Will the real Henry Morgan please rise

Google the words “Captain Morgan” on your computer, and among the search results you will find this famous name gracing a popular rum, a retreat in Belize, a cruise line in Malta and even a pub in the Polish Port of Gdansk.

Such is the universal appeal of the flamboyant character who, for most of the world, personifies the image of a freebooting, swashbuckling buccaneer — Sir Henry Morgan. But the real Morgan is decidedly more difficult to separate from the myth.

Morgan began life in Monmouthshire, Wales, in 1635, evidently born into a good family with old connections to the English Crown. He left his native land around 1655 as a member of a military expedition that later seized the strategic island of Jamaica for England. In 1663 Morgan was part of a force of Englishmen that successfully captured the colonial city of Santiago de Cuba, a major base for Spanish power in the Caribbean.

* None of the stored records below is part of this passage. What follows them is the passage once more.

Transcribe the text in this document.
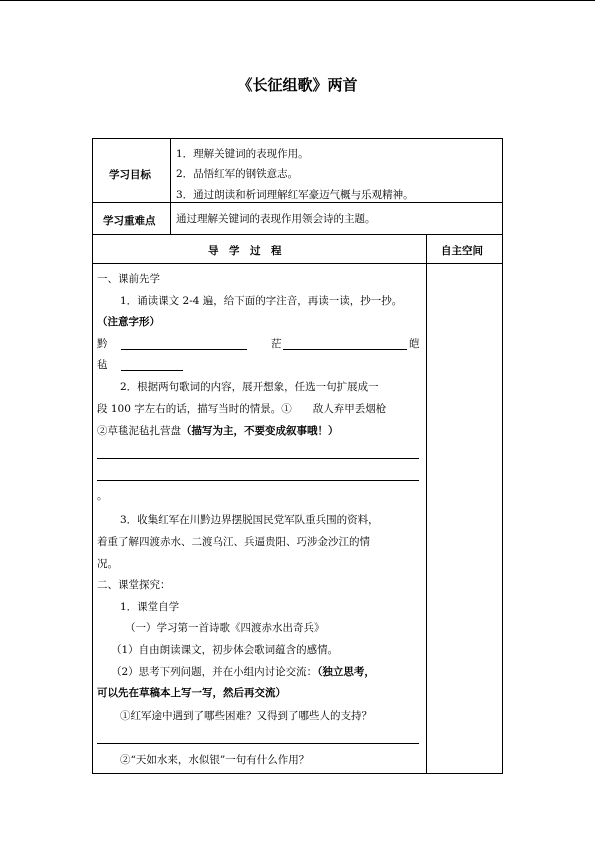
《长征组歌》两首
学习目标
1．理解关键词的表现作用。
2．品悟红军的钢铁意志。
3．通过朗读和析词理解红军豪迈气概与乐观精神。
学习重难点 通过理解关键词的表现作用领会诗的主题。
导　学　过　程	自主空间
一、课前先学
1．诵读课文 2-4 遍，给下面的字注音，再读一读，抄一抄。
（注意字形）
黔	茫	皑
毡
2．根据两句歌词的内容，展开想象，任选一句扩展成一
段 100 字左右的话，描写当时的情景。①　　敌人弃甲丢烟枪
②草毯泥毡扎营盘（描写为主，不要变成叙事哦！）
。
3．收集红军在川黔边界摆脱国民党军队重兵围的资料，
着重了解四渡赤水、二渡乌江、兵逼贵阳、巧涉金沙江的情
况。
二、课堂探究：
1．课堂自学
（一）学习第一首诗歌《四渡赤水出奇兵》
（1）自由朗读课文，初步体会歌词蕴含的感情。
（2）思考下列问题，并在小组内讨论交流：（独立思考，
可以先在草稿本上写一写，然后再交流）
①红军途中遇到了哪些困难？又得到了哪些人的支持？
②“天如水来，水似银”一句有什么作用？
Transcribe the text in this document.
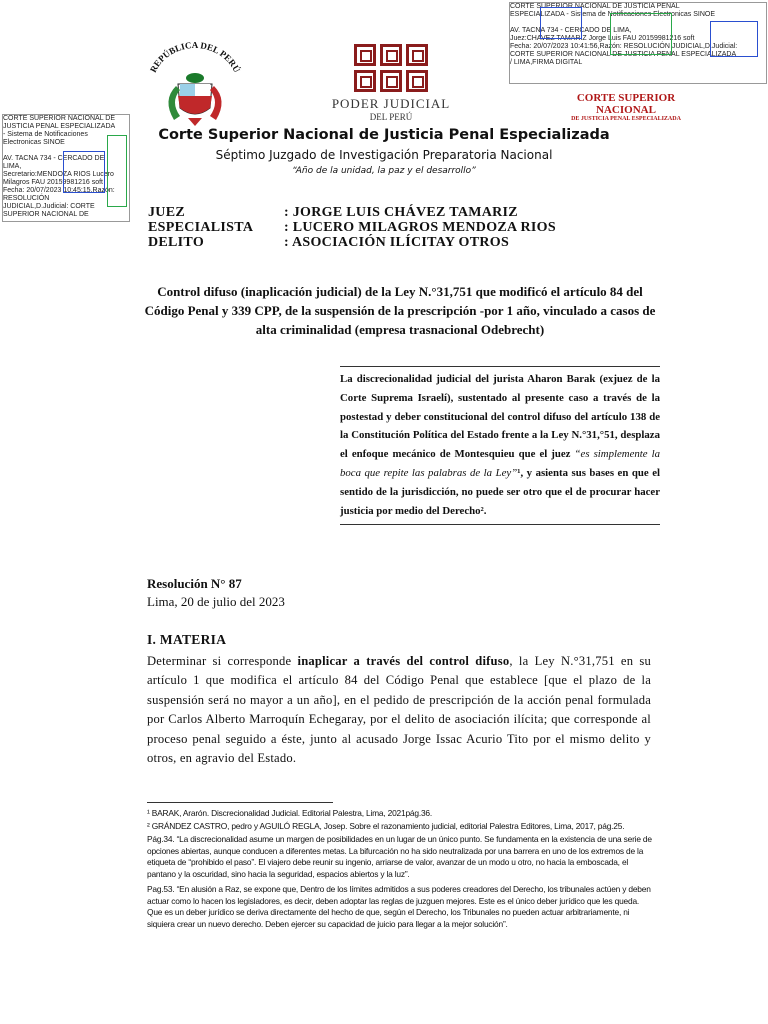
CORTE SUPERIOR NACIONAL DE JUSTICIA PENAL
ESPECIALIZADA - Sistema de Notificaciones Electronicas SINOE

AV. TACNA 734 - CERCADO DE LIMA,
Juez:CHAVEZ TAMARIZ Jorge Luis FAU 20159981216 soft
Fecha: 20/07/2023 10:41:56,Razón: RESOLUCIÓN JUDICIAL,D.Judicial:
CORTE SUPERIOR NACIONAL DE JUSTICIA PENAL ESPECIALIZADA
/ LIMA,FIRMA DIGITAL
CORTE SUPERIOR NACIONAL DE
JUSTICIA PENAL ESPECIALIZADA
- Sistema de Notificaciones
Electronicas SINOE

AV. TACNA 734 - CERCADO DE
LIMA,
Secretario:MENDOZA RIOS Lucero
Milagros FAU 20159981216 soft
Fecha: 20/07/2023 10:45:15,Razón:
RESOLUCIÓN
JUDICIAL,D.Judicial: CORTE
SUPERIOR NACIONAL DE
REPÚBLICA DEL PERÚ
PODER JUDICIAL
DEL PERÚ
CORTE SUPERIOR NACIONAL
DE JUSTICIA PENAL ESPECIALIZADA
Corte Superior Nacional de Justicia Penal Especializada
Séptimo Juzgado de Investigación Preparatoria Nacional
“Año de la unidad, la paz y el desarrollo”
JUEZ	: JORGE LUIS CHÁVEZ TAMARIZ
ESPECIALISTA : LUCERO MILAGROS MENDOZA RIOS
DELITO	: ASOCIACIÓN ILÍCITAY OTROS
Control difuso (inaplicación judicial) de la Ley N.°31,751 que modificó el artículo 84 del Código Penal y 339 CPP, de la suspensión de la prescripción -por 1 año, vinculado a casos de alta criminalidad (empresa trasnacional Odebrecht)

La discrecionalidad judicial del jurista Aharon Barak (exjuez de la Corte Suprema Israelí), sustentado al presente caso a través de la postestad y deber constitucional del control difuso del artículo 138 de la Constitución Política del Estado frente a la Ley N.°31,°51, desplaza el enfoque mecánico de Montesquieu que el juez “es simplemente la boca que repite las palabras de la Ley”¹, y asienta sus bases en que el sentido de la jurisdicción, no puede ser otro que el de procurar hacer justicia por medio del Derecho².

Resolución N° 87
Lima, 20 de julio del 2023
I. MATERIA

Determinar si corresponde inaplicar a través del control difuso, la Ley N.°31,751 en su artículo 1 que modifica el artículo 84 del Código Penal que establece [que el plazo de la suspensión será no mayor a un año], en el pedido de prescripción de la acción penal formulada por Carlos Alberto Marroquín Echegaray, por el delito de asociación ilícita; que corresponde al proceso penal seguido a éste, junto al acusado Jorge Issac Acurio Tito por el mismo delito y otros, en agravio del Estado.

¹ BARAK, Ararón. Discrecionalidad Judicial. Editorial Palestra, Lima, 2021pág.36.
² GRÁNDEZ CASTRO, pedro y AGUILÓ REGLA, Josep. Sobre el razonamiento judicial, editorial Palestra Editores, Lima, 2017, pág.25.
Pág.34. “La discrecionalidad asume un margen de posibilidades en un lugar de un único punto. Se fundamenta en la existencia de una serie de opciones abiertas, aunque conducen a diferentes metas. La bifurcación no ha sido neutralizada por una barrera en uno de los extremos de la etiqueta de “prohibido el paso”. El viajero debe reunir su ingenio, arriarse de valor, avanzar de un modo u otro, no hacia la emboscada, el pantano y la oscuridad, sino hacia la seguridad, espacios abiertos y la luz”.
Pag.53. “En alusión a Raz, se expone que, Dentro de los límites admitidos a sus poderes creadores del Derecho, los tribunales actúen y deben actuar como lo hacen los legisladores, es decir, deben adoptar las reglas de juzguen mejores. Este es el único deber jurídico que les queda. Que es un deber jurídico se deriva directamente del hecho de que, según el Derecho, los Tribunales no pueden actuar arbitrariamente, ni siquiera crear un nuevo derecho. Deben ejercer su capacidad de juicio para llegar a la mejor solución”.
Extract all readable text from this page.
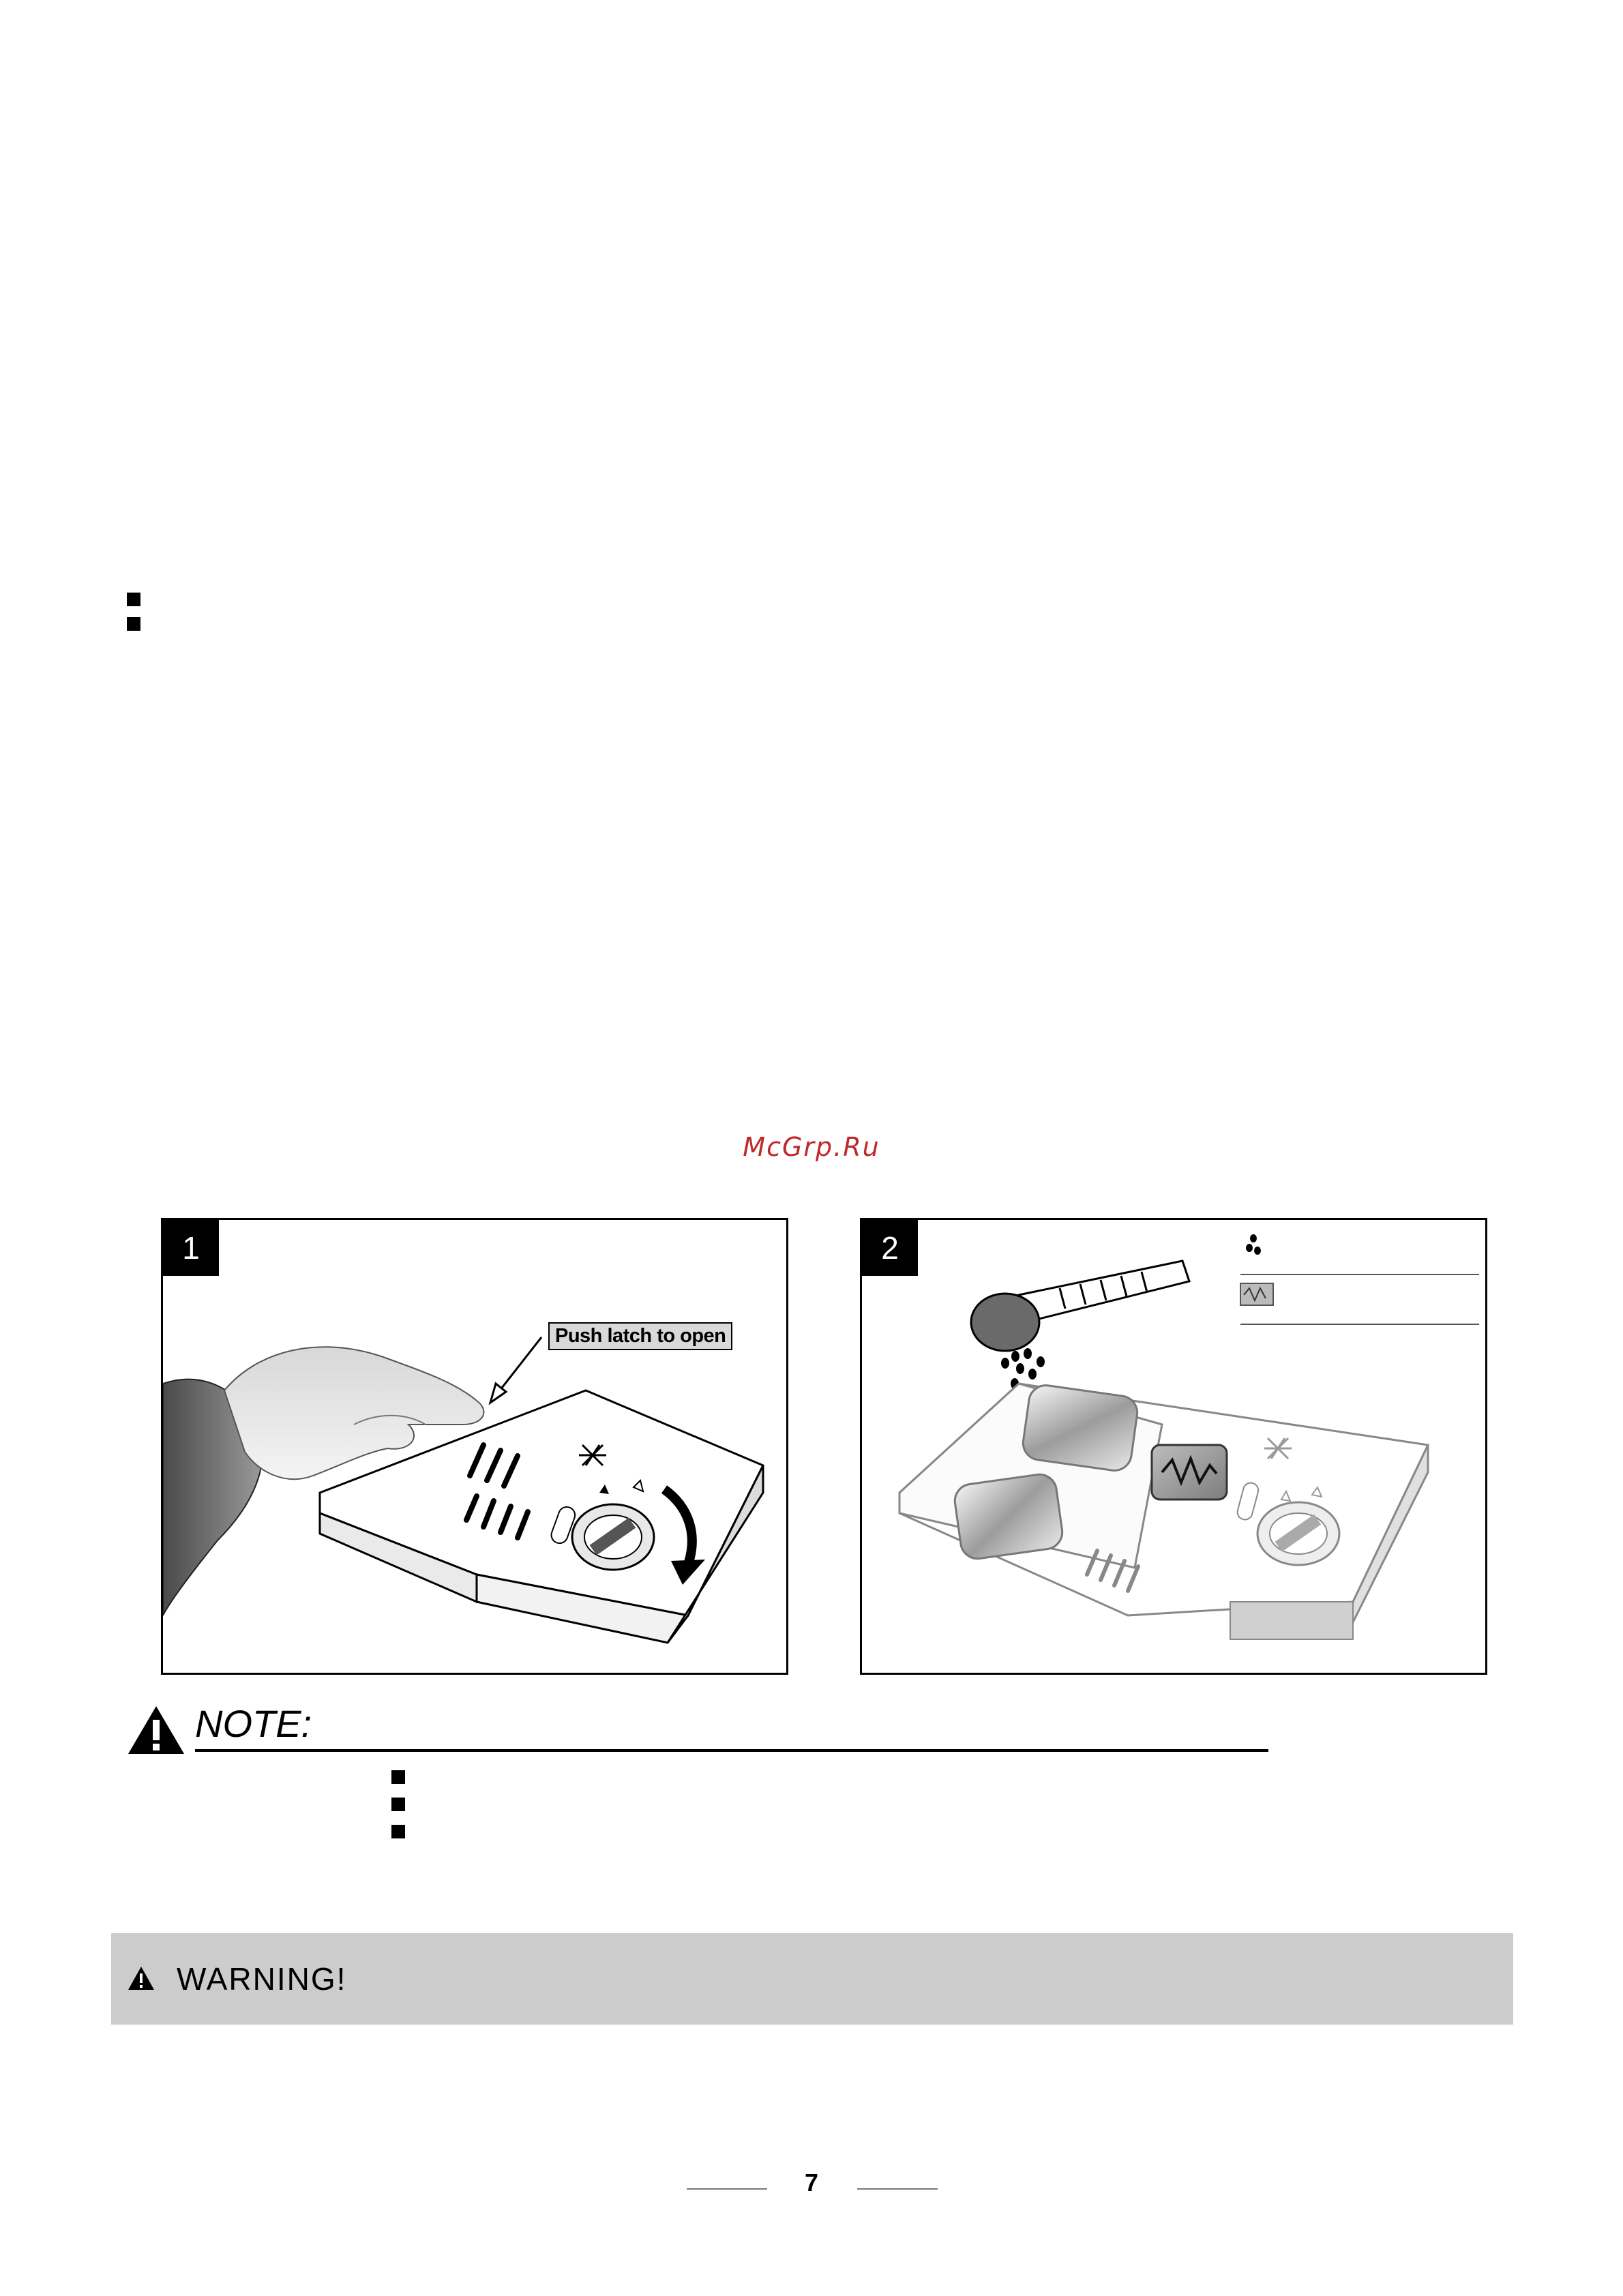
McGrp.Ru
1
Push latch to open
2
NOTE:
WARNING!
7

It might be more accurate to describe Morgan as a licensed privateer of sorts, rather than a pirate, although he certainly associated with pirates on a more or less regular basis. The governor of Jamaica, Sir Thomas Modyford, issued Morgan a letter of marques in 1670 as England’s response to Spain’s instructions to her West Indies governors to wage war on British possessions. Part of this document explains, “Whereas Don Pedro Bayona de Villa Nueva, Captain General of the Province of Paraguay and Governor of the City of St. Jago de Cuba and its Provinces, hath … lately in the most hostile and barbarous manner landed his men on the north side of the Island (of Jamaica), and entered a small way into the country, firing all the Houses they came at, killing or taking Prisoners all the inhabitants they could meet with.” The document continues, “In discharge of the great trust which His Gracious Majesty hath placed in me, I do by virtue of full Power and Authority of such cases from His Royal Highness, James Duke of York, His Majesties Lord High Admiral, derived unto me, and out of the great confidence I have in the good conduct, courage, and fidelity of you the said Henry Morgan to be Admiral and Commander in Chief of all Ships, Barques, and other Vessels now fitted out.”

Which is to say that Morgan was ordered to harass the Spanish with legal sanction. In 1671 he sailed on his most audacious cruise, with a flotilla of 39 ships carrying 2,000 men, including known pirates, to the coast to the Isthmus of Darien. After landing, Morgan marched part of his force across the Isthmus, where he successfully attacked and looted Panama in reprisal for Spanish attacks on Jamaica. When Morgan returned to Jamaica to a hero’s welcome, he carried with him a fortune in personally looted treasure. Unfortunately, delayed word of his exploits at Panama had reached London just as King Charles II chose to seek improved relations with Spain. The king decided to denounce the Panama raid to appease the Spanish, and Morgan was arrested, as was Governor Modyford, who had issued Morgan his credentials.

Morgan was summoned to England, but remarkably, was not tried or punished. He remained at large to charm the society ladies of London and the royal court in general, and easily gained the ear of the king. In fact, he got on so well with his monarch that Charles not only forgave him his past actions, he also knighted him. When relations with Spain again began to sour, Charles sent Sir Henry home to Jamaica as Colonel and Deputy Governor of the island, convinced, no doubt, that Morgan was the best man with whom to entrust island’s security.

Morgan settled easily into the comfortable life of chief gentleman of Port Royal on his return. He did not, however, hesitate to foster the illegal activities of his former pirate friends, while outwardly appearing to suppress those same associates. This continued until his death on Aug. 25, 1688. Capt. Lawrence Wright of the frigate HMS Assistance recorded the event in his diary: “This day about eleven hours noon Sir Henry Morgan died, and the 26th was brought over from Passage-fort to the King’s house at Port Royal, from thence to the Church, and after a sermon was carried to the Pallisadoes and there buried. All the forts fired an equal number of guns; we fired two and twenty, and after we and the Drake had fired, all the merchant-men fired.”

Sir Henry Morgan died a much respected citizen and hero, unaware that his name would remain a household word more than 300 years after his death — a name that would lend itself to advertising everything from liquor to tourist travel and be the catalyst for countless myths and tales of Caribbean pirates and buried treasure.